Андре закусила губы.

— Мой брат не так недоверчив, как господин де Шарни, — сказала она, — он казался совершенно убежденным.

— О, это было бы дурно, — продолжала королева, не слушая слов Андре. — В таком случае, у этого молодого человека не такая прямая, чистосердечная натура, как мне показалось. Но в конце концов, — воскликнула королева, гневно хлопнув в ладоши, — если он видел, то с чего бы он стал верить? Господин граф д’Артуа тоже видел; господин Филипп тоже видел, во всяком случае так он говорит; все видели, и нужно было слово короля, чтобы они поверили мне, или скорее сделали вид, что поверили. О, за всем этим что-то скрывается, и я должна выяснить, что именно, так как никто не думает об этом. Не правда ли, Андре, я должна поискать и найти причину всего этого?

— Ваше величество правы, — отвечала Андре, — и я уверена, что госпожа де Ламотт одного мнения со мной и также полагает, что ваше величество должны искать, пока не найдете. Не правда ли, сударыня?

Госпожа де Ламотт, захваченная врасплох, вздрогнула и не отвечала.

— Итак, говорят, что меня видели у Месмера, — продолжала королева.

— Ваше величество были там, — поспешно вставила с улыбкой г-жа де Ламотт.

— Пусть так, — отвечала королева, — но я вовсе не делала того, о чем говорится в памфлете. Затем меня видели в Опере, а там я вовсе не была.

Она задумалась, затем вдруг с живостью воскликнула:

— А, я напала на истину!

— Истину? — пробормотала графиня.

— О, тем лучше! — сказала Андре.

— Пусть позовут господина де Крона, — с радостным видом обратилась королева к вошедшей г-же де Мизери.

ГОСПОДИН ДЕ КРОН

Господин де Крон, человек весьма учтивый, оказался в величайшем замешательстве после объяснения между королем и королевой.

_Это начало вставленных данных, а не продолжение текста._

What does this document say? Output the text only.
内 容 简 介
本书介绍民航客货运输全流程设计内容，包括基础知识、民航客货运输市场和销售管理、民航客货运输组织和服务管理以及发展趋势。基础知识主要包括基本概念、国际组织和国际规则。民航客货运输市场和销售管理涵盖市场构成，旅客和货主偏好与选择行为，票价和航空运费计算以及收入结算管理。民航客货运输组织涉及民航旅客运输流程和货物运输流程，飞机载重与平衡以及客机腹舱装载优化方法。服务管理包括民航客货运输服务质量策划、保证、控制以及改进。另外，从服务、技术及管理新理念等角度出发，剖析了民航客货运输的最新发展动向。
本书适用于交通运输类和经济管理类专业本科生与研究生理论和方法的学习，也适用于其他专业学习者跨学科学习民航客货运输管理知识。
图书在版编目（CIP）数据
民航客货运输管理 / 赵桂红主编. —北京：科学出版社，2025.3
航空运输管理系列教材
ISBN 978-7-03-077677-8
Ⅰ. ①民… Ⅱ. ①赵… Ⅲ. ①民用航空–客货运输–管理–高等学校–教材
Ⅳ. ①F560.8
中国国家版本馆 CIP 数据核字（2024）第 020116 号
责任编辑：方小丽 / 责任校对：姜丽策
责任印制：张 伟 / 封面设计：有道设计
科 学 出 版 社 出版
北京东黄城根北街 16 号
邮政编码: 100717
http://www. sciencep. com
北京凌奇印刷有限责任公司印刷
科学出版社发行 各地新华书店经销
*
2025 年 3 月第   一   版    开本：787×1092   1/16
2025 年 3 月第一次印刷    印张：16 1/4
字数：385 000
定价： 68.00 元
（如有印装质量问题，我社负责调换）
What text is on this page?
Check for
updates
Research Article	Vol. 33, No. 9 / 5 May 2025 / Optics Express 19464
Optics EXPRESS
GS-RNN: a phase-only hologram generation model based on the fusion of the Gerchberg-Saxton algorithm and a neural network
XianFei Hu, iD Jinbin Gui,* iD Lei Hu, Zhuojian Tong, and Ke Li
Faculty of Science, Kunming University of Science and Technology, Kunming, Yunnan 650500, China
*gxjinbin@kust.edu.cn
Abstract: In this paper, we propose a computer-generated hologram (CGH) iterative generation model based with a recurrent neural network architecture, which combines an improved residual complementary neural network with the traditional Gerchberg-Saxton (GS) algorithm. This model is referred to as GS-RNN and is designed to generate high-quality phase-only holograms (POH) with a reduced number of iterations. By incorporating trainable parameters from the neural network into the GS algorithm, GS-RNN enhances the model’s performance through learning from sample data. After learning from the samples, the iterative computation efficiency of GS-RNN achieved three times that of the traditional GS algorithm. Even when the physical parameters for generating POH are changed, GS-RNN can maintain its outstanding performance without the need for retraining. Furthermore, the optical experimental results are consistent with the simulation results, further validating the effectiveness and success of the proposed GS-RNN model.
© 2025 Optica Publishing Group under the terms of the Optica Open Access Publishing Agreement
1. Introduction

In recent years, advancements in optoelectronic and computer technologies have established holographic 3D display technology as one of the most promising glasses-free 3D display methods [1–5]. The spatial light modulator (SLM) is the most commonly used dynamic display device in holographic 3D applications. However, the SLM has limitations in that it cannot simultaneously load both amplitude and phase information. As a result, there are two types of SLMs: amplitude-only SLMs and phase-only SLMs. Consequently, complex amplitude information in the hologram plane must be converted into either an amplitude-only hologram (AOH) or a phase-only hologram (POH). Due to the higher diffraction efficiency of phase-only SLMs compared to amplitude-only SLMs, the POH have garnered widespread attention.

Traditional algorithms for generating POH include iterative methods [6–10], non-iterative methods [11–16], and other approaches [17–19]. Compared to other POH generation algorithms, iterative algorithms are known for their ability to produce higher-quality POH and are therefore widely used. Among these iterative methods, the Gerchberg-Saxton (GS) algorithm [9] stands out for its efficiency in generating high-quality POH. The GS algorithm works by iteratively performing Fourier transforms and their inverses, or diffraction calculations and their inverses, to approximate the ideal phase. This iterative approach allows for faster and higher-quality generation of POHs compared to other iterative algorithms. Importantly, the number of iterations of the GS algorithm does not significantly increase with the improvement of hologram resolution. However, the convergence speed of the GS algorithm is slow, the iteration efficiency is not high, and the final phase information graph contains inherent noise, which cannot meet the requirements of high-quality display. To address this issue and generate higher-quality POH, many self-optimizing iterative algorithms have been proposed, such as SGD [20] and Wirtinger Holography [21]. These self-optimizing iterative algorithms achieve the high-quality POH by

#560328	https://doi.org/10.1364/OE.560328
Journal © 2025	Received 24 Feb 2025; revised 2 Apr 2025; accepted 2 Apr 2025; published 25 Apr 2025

Ведь немалая трудность — досконально знать все секреты женщины, особенно если эта женщина королева и на тебя возложена миссия блюсти интересы короны и заботиться о репутации высоких особ.

Начальник полиции чувствовал, что ему придется вынести гнев женщины и негодование королевы; но он мужественно прикрылся долгом службы, а его всем известная вежливость должна была служить ему панцирем для смягчения первых ударов.

Он спокойно вошел с улыбкой на губах.

Но королева не улыбалась.

— Ну, господин де Крон, — сказала она, — теперь наш черед объясниться с вами.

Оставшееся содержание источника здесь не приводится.